Mr. Knott, a professor of national security affairs at the United States Naval War College, is the author of "Rush to Judgment: George W. Bush, the War on Terror, and His Critics" (University Press of Kansas, 2012).

_In fact, nearly all the Bush case versus Saddam is substantiated. President Bush's decision for Operation Iraqi Freedom was correct on the law and facts. We owe it to history to set the record straight on the law and policy, fact basis — the why — of OIF.

More current, the stigmatization of OIF has been the cornerstone premise for President Obama['s] choices with Iraq, Libya, Syria, Iran, and other foreign affairs. The prevailing yet demonstrably false narrative that has stigmatized the Iraq intervention has effectively discredited the vital American leadership of the free world. Re-normalizing American leadership of the free world requires de-stigmatizing OIF, and the basic step of de-stigmatizing OIF is setting the record straight on the why of OIF at the premise level of our political discourse. History will follow suit.

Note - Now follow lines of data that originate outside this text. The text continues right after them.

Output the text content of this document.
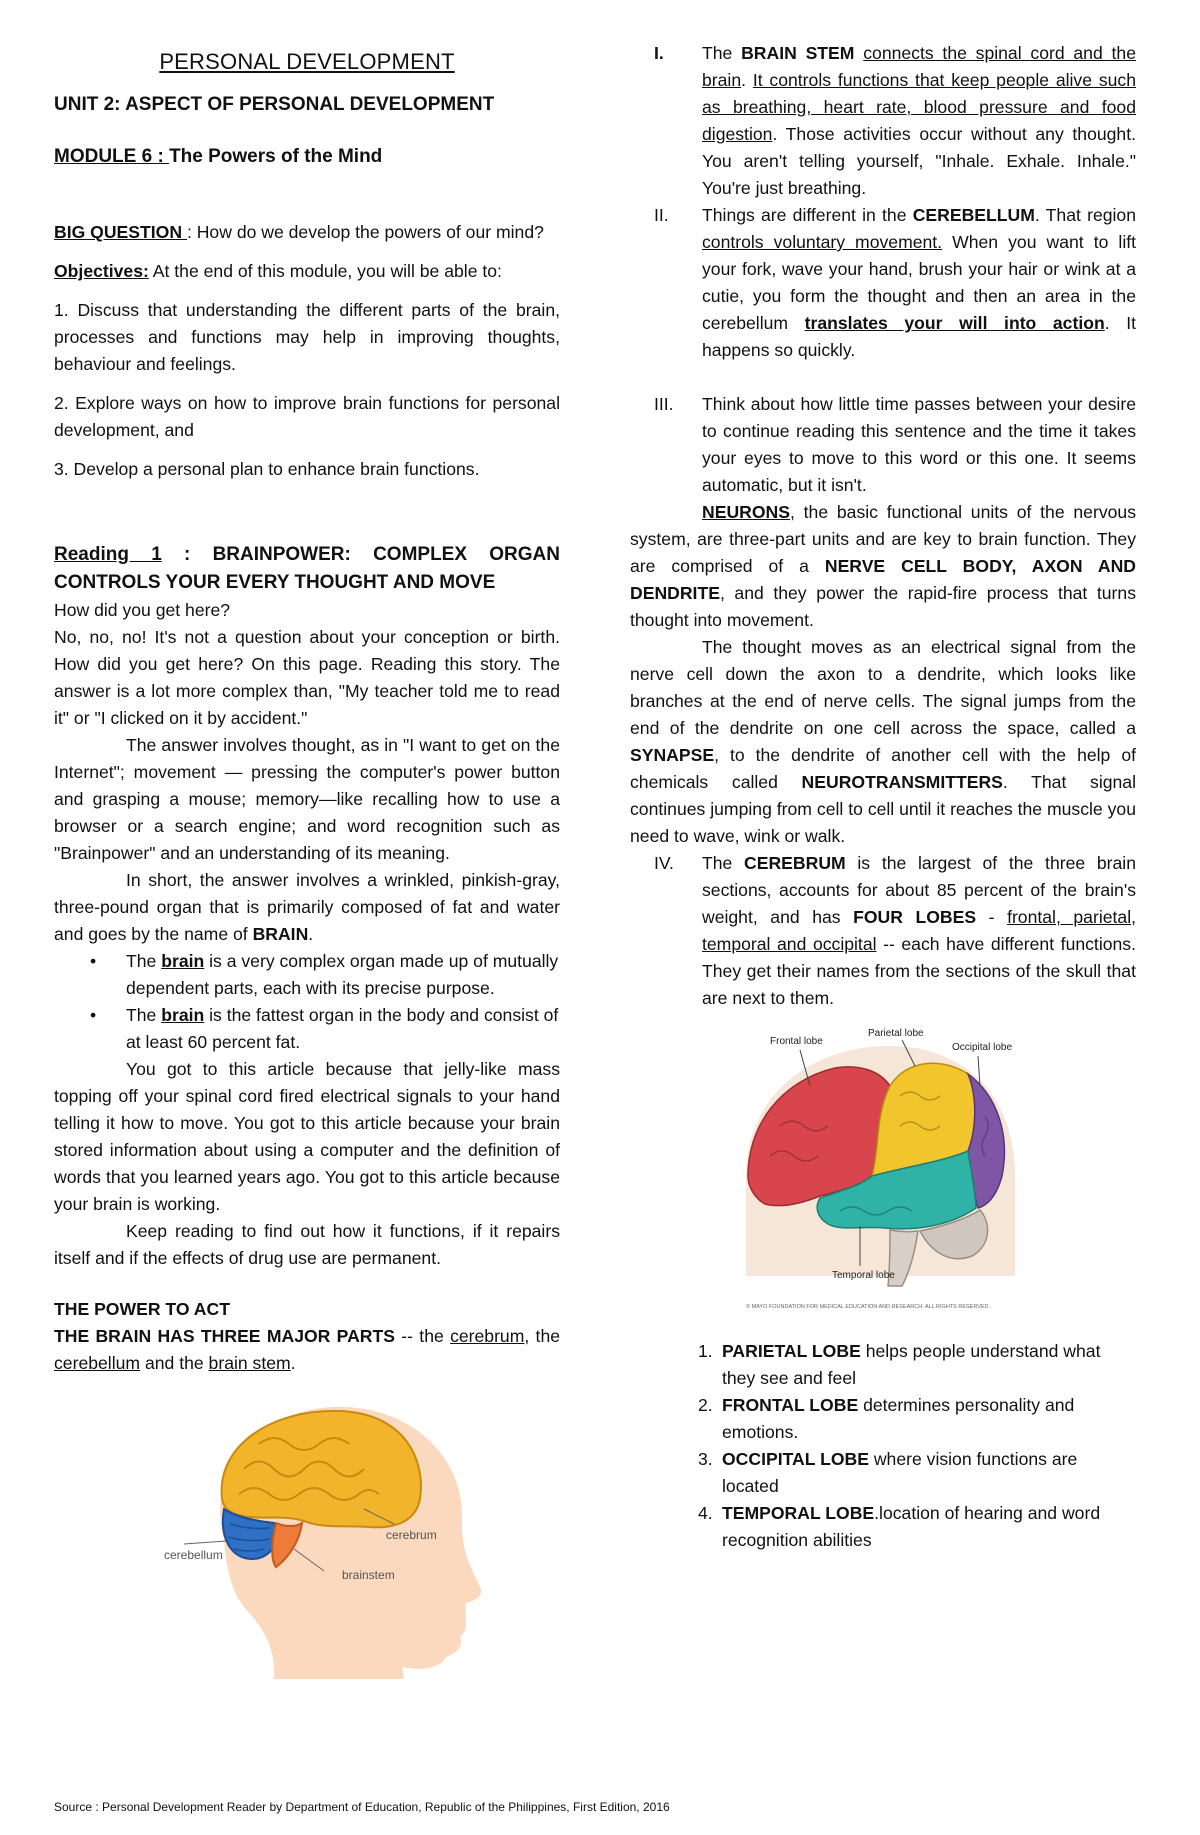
PERSONAL DEVELOPMENT

UNIT 2: ASPECT OF PERSONAL DEVELOPMENT

MODULE 6 : The Powers of the Mind

BIG QUESTION : How do we develop the powers of our mind?

Objectives: At the end of this module, you will be able to:

1. Discuss that understanding the different parts of the brain, processes and functions may help in improving thoughts, behaviour and feelings.

2. Explore ways on how to improve brain functions for personal development, and

3. Develop a personal plan to enhance brain functions.

Reading 1 : BRAINPOWER: COMPLEX ORGAN CONTROLS YOUR EVERY THOUGHT AND MOVE

How did you get here?

No, no, no! It's not a question about your conception or birth. How did you get here? On this page. Reading this story. The answer is a lot more complex than, "My teacher told me to read it" or "I clicked on it by accident."

The answer involves thought, as in "I want to get on the Internet"; movement — pressing the computer's power button and grasping a mouse; memory—like recalling how to use a browser or a search engine; and word recognition such as "Brainpower" and an understanding of its meaning.

In short, the answer involves a wrinkled, pinkish-gray, three-pound organ that is primarily composed of fat and water and goes by the name of BRAIN.

• The brain is a very complex organ made up of mutually dependent parts, each with its precise purpose.
• The brain is the fattest organ in the body and consist of at least 60 percent fat.

You got to this article because that jelly-like mass topping off your spinal cord fired electrical signals to your hand telling it how to move. You got to this article because your brain stored information about using a computer and the definition of words that you learned years ago. You got to this article because your brain is working.

Keep reading to find out how it functions, if it repairs itself and if the effects of drug use are permanent.

THE POWER TO ACT

THE BRAIN HAS THREE MAJOR PARTS -- the cerebrum, the cerebellum and the brain stem.

cerebellum
cerebrum
brainstem
I.	The BRAIN STEM connects the spinal cord and the brain. It controls functions that keep people alive such as breathing, heart rate, blood pressure and food digestion. Those activities occur without any thought. You aren't telling yourself, "Inhale. Exhale. Inhale." You're just breathing.
II.	Things are different in the CEREBELLUM. That region controls voluntary movement. When you want to lift your fork, wave your hand, brush your hair or wink at a cutie, you form the thought and then an area in the cerebellum translates your will into action. It happens so quickly.
III.	Think about how little time passes between your desire to continue reading this sentence and the time it takes your eyes to move to this word or this one. It seems automatic, but it isn't.

NEURONS, the basic functional units of the nervous system, are three-part units and are key to brain function. They are comprised of a NERVE CELL BODY, AXON AND DENDRITE, and they power the rapid-fire process that turns thought into movement.

The thought moves as an electrical signal from the nerve cell down the axon to a dendrite, which looks like branches at the end of nerve cells. The signal jumps from the end of the dendrite on one cell across the space, called a SYNAPSE, to the dendrite of another cell with the help of chemicals called NEUROTRANSMITTERS. That signal continues jumping from cell to cell until it reaches the muscle you need to wave, wink or walk.

IV.	The CEREBRUM is the largest of the three brain sections, accounts for about 85 percent of the brain's weight, and has FOUR LOBES - frontal, parietal, temporal and occipital -- each have different functions. They get their names from the sections of the skull that are next to them.
Frontal lobe
Parietal lobe
Occipital lobe
Temporal lobe
© MAYO FOUNDATION FOR MEDICAL EDUCATION AND RESEARCH. ALL RIGHTS RESERVED.
1. PARIETAL LOBE helps people understand what they see and feel
2. FRONTAL LOBE determines personality and emotions.
3. OCCIPITAL LOBE where vision functions are located
4. TEMPORAL LOBE.location of hearing and word recognition abilities
Source : Personal Development Reader by Department of Education, Republic of the Philippines, First Edition, 2016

For those who died in the line of duty and for their loved ones who are inundated by dis[mis]information, we owe them the confirmation that their mission was moral, strategic, lawful, justified, and manifested the principles of American leadership of the free world. In short, we owe them the knowledge that their mission was honorable.

---------------

from: [Eric LC]
to: [Stephen Knott]
date: Tue, Sep 6, 2016 at 11:22 AM
subject: Re: ... your 2013 WSJ article

Professor Knott,

Thank you. I hope the information will be put to use. Responding within the scope of your 2013 WSJ article, I gave you a lot of it — enough to re-lay the foundation of the issue in the discourse — but my response wasn't altogether comprehensive.

For example, whereas the Gulf War ceasefire compliance basis is key to properly understand President Bush's decision for OIF, I left out that contrary to their disinformative partisan rhetoric on the issue, Obama officials plainly understood the compliance basis of the Iraq intervention.

Vice President Biden statement on behalf of the UNSC, Security Council Takes Action to End Iraq Sanctions, Terminate Oil-For-Food Programme as Members Recognize ‘Major Changes’ Since 1990, 15DEC10:
http://www.un.org/press/en/2010/sc10118.doc.htm

For 2nd example, I didn't unpack Secretary of State Powell's panned 05FEB03 UN Security Council presentation to show that contrary to the prevailing narrative, the main points of Powell's speech are in fact validated nearly across the board:
http://operationiraqifreedomfaq.blogspot.com/2016/05/powell-unsc.html

In your words, "We owe it to history—and, more important, to all those who died" to set the record straight on the Iraq intervention. And, what's past is prologue. Re-litigating the narrative of the epochal Iraq intervention versus active disinformation reinforcement such as Professor Smith's biography [of President Bush*] and the Bush on Trial play is critical to insert keystone premise in the discourse that's needed to correct the currently misguided course of American leadership in the world...if it's not too late already for us to right our course.

With respect to you[r WSJ article], President Bush's OIF decision was more justified than a publicly supported bipartisan consensus. With respect to Judith Miller, Professor Inboden, et al, it was not a mistake excused by the pre-war intelligence estimates. Rather, knowing what we know now according to the situation, law, policy, precedent, and fact record of the Gulf War ceasefire enforcement, President Bush's decision for Operation Iraqi Freedom demonstrably was correct.

[* See Augmenting William Inboden's critique of J.E. Smith's Bush biography regarding Iraq.]